Beats took some time to grow, and are trending in the right direction. More and more enjoyable with each listen. Was expecting something different coming into it. Al’s production is the most cohesive it has ever been on a single project. That’s not to say it’s monolithic, but the beats sound like they belong together. The sequencing is seamless.
On first listen, the only thing that stuck out to me was the rapping. Freddie and all guests annihilate. Bar for bar, flow for flow, the best rap shyt I’ve heard in the longest time. This is a fukking rap album. No one was hoping that the beat would save or carry the song. No one waited for Al to cook up the best beat he’s ever made, and then skate by on a so-so verse. Not a bad verse or hook on this fukker. On the first couple listens, I made the mistake of thinking Al phoned it in for the first time in a very long time, with some relatively basic beats that weren’t experimental or ambitious.
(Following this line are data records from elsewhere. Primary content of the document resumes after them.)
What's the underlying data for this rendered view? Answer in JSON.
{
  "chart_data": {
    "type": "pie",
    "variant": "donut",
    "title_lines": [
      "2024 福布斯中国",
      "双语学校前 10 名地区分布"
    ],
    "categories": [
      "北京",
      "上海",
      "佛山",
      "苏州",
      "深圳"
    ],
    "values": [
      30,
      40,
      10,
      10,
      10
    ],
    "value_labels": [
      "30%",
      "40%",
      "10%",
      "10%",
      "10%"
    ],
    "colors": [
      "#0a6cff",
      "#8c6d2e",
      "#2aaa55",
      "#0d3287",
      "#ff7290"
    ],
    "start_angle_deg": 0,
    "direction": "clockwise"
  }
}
I was sorely mistaken.
This morning, I’m picking up all of the work Al put into these beats. This is not to be held in contrast of Covert Coup. Covert Coup was Al’s most ambitious tape in terms of creating a constellation of single tracks, each of which twisted and warped new forms of experimentation that was unfamiliar in the territory of rap music. Alfredo, like I said before, is a cohesive, perfectly sequenced and paced work of art. This isn’t a series of paintings and statues at the museum like he had strung together on Covert Coup. On Alfredo, Al built a physical museum. He built a museum made of marble, ivory, gold, and pearl to house artwork, and the artwork is the rap. Covert Coup beats felt more like artwork from Al’s corner, and the raps were an interpretation of the paintings.
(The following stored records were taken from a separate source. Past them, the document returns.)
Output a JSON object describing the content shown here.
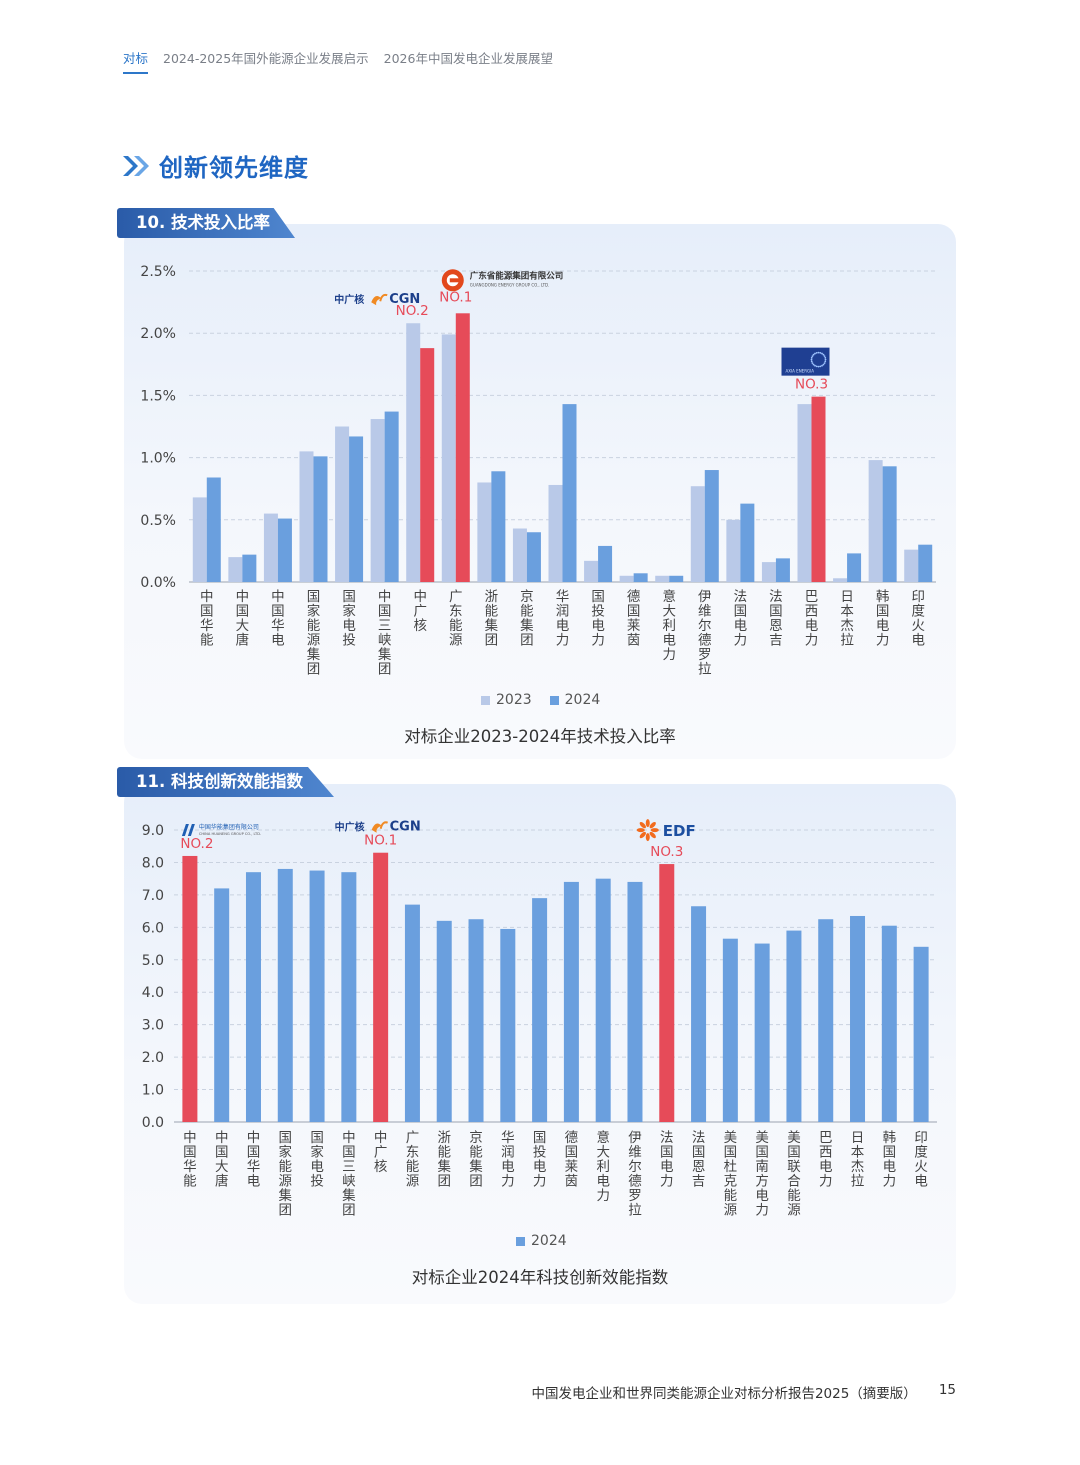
{
  "nav": {
    "items": [
      "对标",
      "2024-2025年国外能源企业发展启示",
      "2026年中国发电企业发展展望"
    ]
  },
  "section": {
    "title": "创新领先维度"
  },
  "chart1": {
    "tab": "10. 技术投入比率",
    "caption": "对标企业2023-2024年技术投入比率",
    "legend": [
      "2023",
      "2024"
    ],
    "badges": [
      {
        "text": "NO.2",
        "index": 6,
        "logo_text": "中广核",
        "logo_latin": "CGN"
      },
      {
        "text": "NO.1",
        "index": 7,
        "logo_text": "广东省能源集团有限公司",
        "logo_latin": "GUANGDONG ENERGY GROUP CO., LTD."
      },
      {
        "text": "NO.3",
        "index": 17,
        "logo_text": "AXIA ENERGIA"
      }
    ]
  },
  "chart2": {
    "tab": "11. 科技创新效能指数",
    "caption": "对标企业2024年科技创新效能指数",
    "legend": [
      "2024"
    ],
    "badges": [
      {
        "text": "NO.2",
        "index": 0,
        "logo_text": "中国华能集团有限公司",
        "logo_latin": "CHINA HUANENG GROUP CO., LTD."
      },
      {
        "text": "NO.1",
        "index": 6,
        "logo_text": "中广核",
        "logo_latin": "CGN"
      },
      {
        "text": "NO.3",
        "index": 15,
        "logo_text": "EDF"
      }
    ]
  },
  "colors": {
    "y2023": "#b9c9e8",
    "y2024": "#6a9fde",
    "highlight": "#e64b59",
    "badge": "#e64b59",
    "brand": "#1f66c2"
  },
  "chart_data": [
    {
      "type": "bar",
      "title": "对标企业2023-2024年技术投入比率",
      "categories": [
        "中国华能",
        "中国大唐",
        "中国华电",
        "国家能源集团",
        "国家电投",
        "中国三峡集团",
        "中广核",
        "广东能源",
        "浙能集团",
        "京能集团",
        "华润电力",
        "国投电力",
        "德国莱茵",
        "意大利电力",
        "伊维尔德罗拉",
        "法国电力",
        "法国恩吉",
        "巴西电力",
        "日本杰拉",
        "韩国电力",
        "印度火电"
      ],
      "series": [
        {
          "name": "2023",
          "values": [
            0.68,
            0.2,
            0.55,
            1.05,
            1.25,
            1.31,
            2.08,
            1.99,
            0.8,
            0.43,
            0.78,
            0.17,
            0.05,
            0.05,
            0.77,
            0.5,
            0.16,
            1.43,
            0.03,
            0.98,
            0.26
          ]
        },
        {
          "name": "2024",
          "values": [
            0.84,
            0.22,
            0.51,
            1.01,
            1.17,
            1.37,
            1.88,
            2.16,
            0.89,
            0.4,
            1.43,
            0.29,
            0.07,
            0.05,
            0.9,
            0.63,
            0.19,
            1.49,
            0.23,
            0.93,
            0.3
          ]
        }
      ],
      "highlight_series": "2024",
      "highlight_categories": [
        "中广核",
        "广东能源",
        "巴西电力"
      ],
      "ylim": [
        0,
        2.5
      ],
      "yticks": [
        "0.0%",
        "0.5%",
        "1.0%",
        "1.5%",
        "2.0%",
        "2.5%"
      ],
      "grid": true,
      "legend_position": "bottom"
    },
    {
      "type": "bar",
      "title": "对标企业2024年科技创新效能指数",
      "categories": [
        "中国华能",
        "中国大唐",
        "中国华电",
        "国家能源集团",
        "国家电投",
        "中国三峡集团",
        "中广核",
        "广东能源",
        "浙能集团",
        "京能集团",
        "华润电力",
        "国投电力",
        "德国莱茵",
        "意大利电力",
        "伊维尔德罗拉",
        "法国电力",
        "法国恩吉",
        "美国杜克能源",
        "美国南方电力",
        "美国联合能源",
        "巴西电力",
        "日本杰拉",
        "韩国电力",
        "印度火电"
      ],
      "series": [
        {
          "name": "2024",
          "values": [
            8.2,
            7.2,
            7.7,
            7.8,
            7.75,
            7.7,
            8.3,
            6.7,
            6.2,
            6.25,
            5.95,
            6.9,
            7.4,
            7.5,
            7.4,
            7.95,
            6.65,
            5.65,
            5.5,
            5.9,
            6.25,
            6.35,
            6.05,
            5.4
          ]
        }
      ],
      "highlight_categories": [
        "中国华能",
        "中广核",
        "法国电力"
      ],
      "ylim": [
        0,
        9
      ],
      "yticks": [
        "0.0",
        "1.0",
        "2.0",
        "3.0",
        "4.0",
        "5.0",
        "6.0",
        "7.0",
        "8.0",
        "9.0"
      ],
      "grid": true,
      "legend_position": "bottom"
    }
  ],
  "footer": {
    "title": "中国发电企业和世界同类能源企业对标分析报告2025（摘要版）",
    "page": "15"
  }
}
It’s always hard not to assess a project coming from Al against Covert Coup, because to date, it has remained his best project. After this piece, though, collectively, Alfredo takes the throne, no question. It has more substance and polish than Covert Coup. By no means am I putting Covert Coup in the trash, it still gets all of the love and memories, still has a spot in my top albums. Without the bars put in on this project, it would have felt a little slow, odd, and not on brand for Alchemist beats. You put both the raps and the beats together, and this project has some serious longevity. No beat was left on the stove too long, he didn’t try to outdo the raps, but the beats perfectly complement the raps, and the transitions/sequencing make the project bulletproof. Can’t find any faults.